À la recherche de la durée de vie optimale d'un produit

© Wayne Stadler: "Now and Forever". www.flickr.com (CC BY-NC-ND 2.0).

Acheter, utiliser, jeter : tel est le cycle de consommation de notre société, et il ne cesse de s'accélérer. Le ralentissement du rythme est souvent considéré comme bénéfique pour l'environnement. Or, lorsque le produit a lui-même des effets négatifs sur l'environnement, son remplacement peut profiter à tous.

Yvonne von Hunnius, 27.01.2016

« Ces chaussures sont increvables », dit René Hess en parlant de vieilles chaussures de l'armée suisse. Le cordonnier qui travaille depuis plus de 25 ans à Winterthour s'y connaît : les produits modernes, même quand on y met le prix, ne sont pas tous faits pour durer. De nombreuses chaussures fabriquées industriellement à l'aide de machines de moulage par injection ont une semelle intermédiaire, destinée à absorber les chocs, qui est constituée de matières plastiques qui s'usent rapidement et deviennent vite rigides. De plus, il est difficile de séparer et donc de remplacer les différents éléments. Aussi le cordonnier doit-il souvent expliquer à ses clients que leurs chaussures ne valent pas la peine d'être réparées. Ce qui est paradoxal, car pour des produits comme les chaussures, une longue durée de vie et des réparations régulières seraient la meilleure solution du point de vue écologique.

Remplacer pour ménager l'environnement. Faire durer un produit le plus longtemps possible n'est toutefois pas forcément le meilleur choix. Acheter du neuf peut profiter à l'environnement. Mais quand faut-il remplacer un vieil appareil pour des raisons écologiques ? Anders Gautschi, expert à l'Office fédéral de l'environnement (OFEV), répond : « Il est important de tenir compte de l'impact sur l'environnement tout au long du cycle de vie du produit, c'est-à-dire au moment de la production, de l'utilisation et de l'élimination. » La question est de savoir si un produit génère plus de nuisances lors de la production – par exemple par la consommation d'énergie, de matières premières ou d'eau – ou lors de son utilisation – ce qui est le cas d'un réfrigérateur, par exemple –, ou encore lors de son élimination. M. Gautschi renvoie à un rapport de l'OFEV visant à optimiser la durée de vie et d'utilisation de produits, auquel il a collaboré : il faut garder le plus longtemps possible un produit qui a peu d'impact sur l'environnement durant la phase d'utilisation – pensons aux meubles ou aux chaussures. Par contre, lorsqu'un produit laisse une grosse empreinte écologique pendant son utilisation, il peut être judicieux d'opter pour un nouveau modèle, comme dans le cas du réfrigérateur ou d'autres appareils électriques.

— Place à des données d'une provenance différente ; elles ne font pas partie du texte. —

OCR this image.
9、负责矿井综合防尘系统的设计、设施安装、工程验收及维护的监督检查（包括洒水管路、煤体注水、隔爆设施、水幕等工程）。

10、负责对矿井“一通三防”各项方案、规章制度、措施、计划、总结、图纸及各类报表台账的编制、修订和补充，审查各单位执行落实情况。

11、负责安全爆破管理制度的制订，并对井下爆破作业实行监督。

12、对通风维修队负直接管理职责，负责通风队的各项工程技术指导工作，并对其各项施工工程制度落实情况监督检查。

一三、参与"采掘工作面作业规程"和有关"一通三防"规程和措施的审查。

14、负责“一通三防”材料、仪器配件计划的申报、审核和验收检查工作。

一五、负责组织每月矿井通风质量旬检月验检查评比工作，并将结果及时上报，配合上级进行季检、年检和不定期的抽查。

Un vieux réfrigérateur ne doit pas pour autant être directement apporté à la déchetterie. Il est tout à fait justifié d'acheter un nouvel appareil pour l'usage quotidien et de placer le vieil appareil à la cave ou dans un carnotzet, où il ne sera branché qu'occasionnellement. Le principe à retenir, selon M. Gautschi : « Lorsqu'un appareil a un plus grand impact sur l'environnement pendant l'utilisation que pendant la production et l'élimination, son remplacement par un produit plus écologique est sensé. »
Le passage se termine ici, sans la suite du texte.